United States Air Force airman

Reis Lee Leming GM (6 November 1930 – 5 November 2012) was an American airman who was awarded the British George Medal for his efforts in rescuing people during the North Sea flood of 1953.

==The rescue==
On the night of 31 January 1953 the sea defences of Hunstanton, Norfolk, were overwhelmed by a storm surge, with up to 10 ft of seawater flooding the low-lying South Beach area. Many U.S. service families were quartered there, and Leming's unit, the 67th Air Rescue Squadron, based at nearby RAF Sculthorpe, were mobilised to assist.
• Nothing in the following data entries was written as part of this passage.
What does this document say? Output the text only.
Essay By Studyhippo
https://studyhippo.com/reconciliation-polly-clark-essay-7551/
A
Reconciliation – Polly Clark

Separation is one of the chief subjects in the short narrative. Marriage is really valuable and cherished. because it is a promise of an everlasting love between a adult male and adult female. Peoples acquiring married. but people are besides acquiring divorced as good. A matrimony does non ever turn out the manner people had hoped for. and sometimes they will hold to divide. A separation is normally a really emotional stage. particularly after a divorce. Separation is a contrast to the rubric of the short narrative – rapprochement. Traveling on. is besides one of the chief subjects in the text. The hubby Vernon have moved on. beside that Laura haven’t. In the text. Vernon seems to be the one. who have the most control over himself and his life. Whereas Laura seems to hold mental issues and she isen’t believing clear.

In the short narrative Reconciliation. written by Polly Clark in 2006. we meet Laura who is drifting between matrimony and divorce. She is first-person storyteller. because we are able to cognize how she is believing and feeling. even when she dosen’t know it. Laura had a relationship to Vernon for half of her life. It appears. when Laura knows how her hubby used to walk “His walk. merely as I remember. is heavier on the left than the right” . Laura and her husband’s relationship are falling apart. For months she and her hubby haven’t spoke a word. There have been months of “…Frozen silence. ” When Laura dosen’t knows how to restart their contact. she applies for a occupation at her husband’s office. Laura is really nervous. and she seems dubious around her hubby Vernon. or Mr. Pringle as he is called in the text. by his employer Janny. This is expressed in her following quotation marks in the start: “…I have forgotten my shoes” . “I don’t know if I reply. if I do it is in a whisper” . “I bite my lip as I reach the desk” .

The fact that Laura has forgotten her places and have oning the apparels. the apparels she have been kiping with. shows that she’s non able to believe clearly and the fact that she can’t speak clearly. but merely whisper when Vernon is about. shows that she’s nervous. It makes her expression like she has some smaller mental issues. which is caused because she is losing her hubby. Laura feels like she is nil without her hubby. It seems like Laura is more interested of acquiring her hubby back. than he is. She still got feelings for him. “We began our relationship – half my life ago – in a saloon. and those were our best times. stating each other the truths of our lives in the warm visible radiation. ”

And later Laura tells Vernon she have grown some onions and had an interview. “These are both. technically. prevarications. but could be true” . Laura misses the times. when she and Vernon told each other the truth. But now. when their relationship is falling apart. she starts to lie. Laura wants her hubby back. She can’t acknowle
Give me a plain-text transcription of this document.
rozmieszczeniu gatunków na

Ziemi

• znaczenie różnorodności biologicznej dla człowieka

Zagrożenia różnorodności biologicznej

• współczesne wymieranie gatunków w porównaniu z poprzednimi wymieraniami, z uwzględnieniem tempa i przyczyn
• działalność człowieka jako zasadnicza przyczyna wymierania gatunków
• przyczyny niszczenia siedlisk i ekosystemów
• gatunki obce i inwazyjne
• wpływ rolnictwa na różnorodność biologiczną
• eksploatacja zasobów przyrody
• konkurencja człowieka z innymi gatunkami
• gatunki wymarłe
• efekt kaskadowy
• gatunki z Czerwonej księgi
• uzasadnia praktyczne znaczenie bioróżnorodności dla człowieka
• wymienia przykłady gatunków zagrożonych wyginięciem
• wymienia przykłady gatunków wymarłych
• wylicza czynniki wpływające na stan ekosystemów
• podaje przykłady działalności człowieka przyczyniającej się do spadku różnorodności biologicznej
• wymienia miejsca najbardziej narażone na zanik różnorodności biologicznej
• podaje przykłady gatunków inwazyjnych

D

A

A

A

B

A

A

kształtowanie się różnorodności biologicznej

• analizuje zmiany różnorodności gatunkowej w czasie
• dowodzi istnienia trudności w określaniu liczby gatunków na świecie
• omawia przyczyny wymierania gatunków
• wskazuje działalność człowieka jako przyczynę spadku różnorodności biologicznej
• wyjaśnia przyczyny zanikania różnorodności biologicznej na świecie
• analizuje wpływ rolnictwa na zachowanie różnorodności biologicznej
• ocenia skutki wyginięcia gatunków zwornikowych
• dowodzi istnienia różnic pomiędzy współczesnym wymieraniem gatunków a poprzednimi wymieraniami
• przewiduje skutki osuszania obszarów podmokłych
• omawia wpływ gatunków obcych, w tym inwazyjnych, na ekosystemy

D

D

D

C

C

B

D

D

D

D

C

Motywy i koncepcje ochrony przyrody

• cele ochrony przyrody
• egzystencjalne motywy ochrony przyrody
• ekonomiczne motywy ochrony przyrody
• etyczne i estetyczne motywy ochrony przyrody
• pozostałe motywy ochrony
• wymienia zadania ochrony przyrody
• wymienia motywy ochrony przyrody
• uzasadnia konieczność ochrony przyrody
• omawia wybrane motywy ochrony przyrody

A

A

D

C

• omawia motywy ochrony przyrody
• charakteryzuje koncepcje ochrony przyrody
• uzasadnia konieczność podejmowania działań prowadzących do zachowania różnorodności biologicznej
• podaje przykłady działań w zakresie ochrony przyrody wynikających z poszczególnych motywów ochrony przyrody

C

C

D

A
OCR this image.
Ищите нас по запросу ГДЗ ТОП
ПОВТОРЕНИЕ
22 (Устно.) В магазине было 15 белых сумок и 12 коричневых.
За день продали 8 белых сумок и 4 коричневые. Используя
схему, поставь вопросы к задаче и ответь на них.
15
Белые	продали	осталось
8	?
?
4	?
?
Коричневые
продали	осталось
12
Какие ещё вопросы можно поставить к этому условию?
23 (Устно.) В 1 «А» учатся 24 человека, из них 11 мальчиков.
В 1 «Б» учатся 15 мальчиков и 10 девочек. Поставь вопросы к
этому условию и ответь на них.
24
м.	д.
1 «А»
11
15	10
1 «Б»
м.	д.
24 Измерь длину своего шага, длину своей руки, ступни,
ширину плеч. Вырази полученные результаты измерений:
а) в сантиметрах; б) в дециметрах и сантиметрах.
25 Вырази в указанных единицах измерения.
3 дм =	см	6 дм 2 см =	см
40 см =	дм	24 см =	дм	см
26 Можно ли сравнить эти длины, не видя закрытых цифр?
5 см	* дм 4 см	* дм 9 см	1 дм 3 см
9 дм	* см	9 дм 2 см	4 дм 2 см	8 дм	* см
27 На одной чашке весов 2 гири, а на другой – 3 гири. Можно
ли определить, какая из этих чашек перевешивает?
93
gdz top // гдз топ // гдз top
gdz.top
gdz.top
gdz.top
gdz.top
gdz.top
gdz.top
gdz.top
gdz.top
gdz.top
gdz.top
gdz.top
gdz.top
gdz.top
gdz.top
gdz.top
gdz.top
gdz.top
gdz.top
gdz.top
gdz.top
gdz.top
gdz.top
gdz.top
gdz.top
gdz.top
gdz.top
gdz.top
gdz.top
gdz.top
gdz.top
Leming, a 22-year-old Airman 2nd Class serving as an Aerial Gunner, could not swim, but dressed in a survival suit and dragging an inflatable raft, waded through the flood waters in the darkness and rescued 27 people before collapsing from exhaustion and hypothermia.

Leming returned to the USA the year after the flood. Before that, when he announced his engagement (to Mary Ramsay) the town insisted on hosting the wedding. The ceremony was held in June 1953 and was attended by the mayor and other leading figures of the town whilst a large crowd gathered outside. At a time sugar was still rationed in England local women pooled their rations to bake Leming a huge wedding cake and the town presented him with a set of Doulton china. Since that time Leming returned to the town on several occasions, in 1993 attended the memorial service for the disaster and was presented to the Queen and Queen Mother at Sandringham.

==Awards==

In March 1953 Leming was awarded the Soldier's Medal by the United States, and on 15 April 1953 was presented with the George Medal. He and Staff Sergeant Freeman A. Kilpatrick, who rescued 18 people that night, were the first Americans to receive the medal in peacetime. Presenting the medal, Sir David Maxwell Fyfe, the Home Secretary, said:

I ask you always to think of this signal honour, which the Queen has conferred upon you, as the outward and visible sign of the gratitude of English men and women for all that you and your colleagues serving under the United States flag did for us when help was desperately needed to save lives from the dreadful forces of wind and water.

The Queen, who did not present the medal personally as she was in mourning for Queen Mary at the time, thanked Leming at Sandringham House in 1993.

On 22 September 1956 Leming was invited to christen the ship Mayflower II, a replica of the Pilgrim ship, that was built at Brixham, Devon. On 13 July 2012 Hunstanton Town Council approved a motion to name the footway through the Esplanade Gardens "Reis Leming Way". As of November 2021, Reis Leming's George Medal and Soldier's Medal are on display at the RAF Sculthorpe Heritage Centre.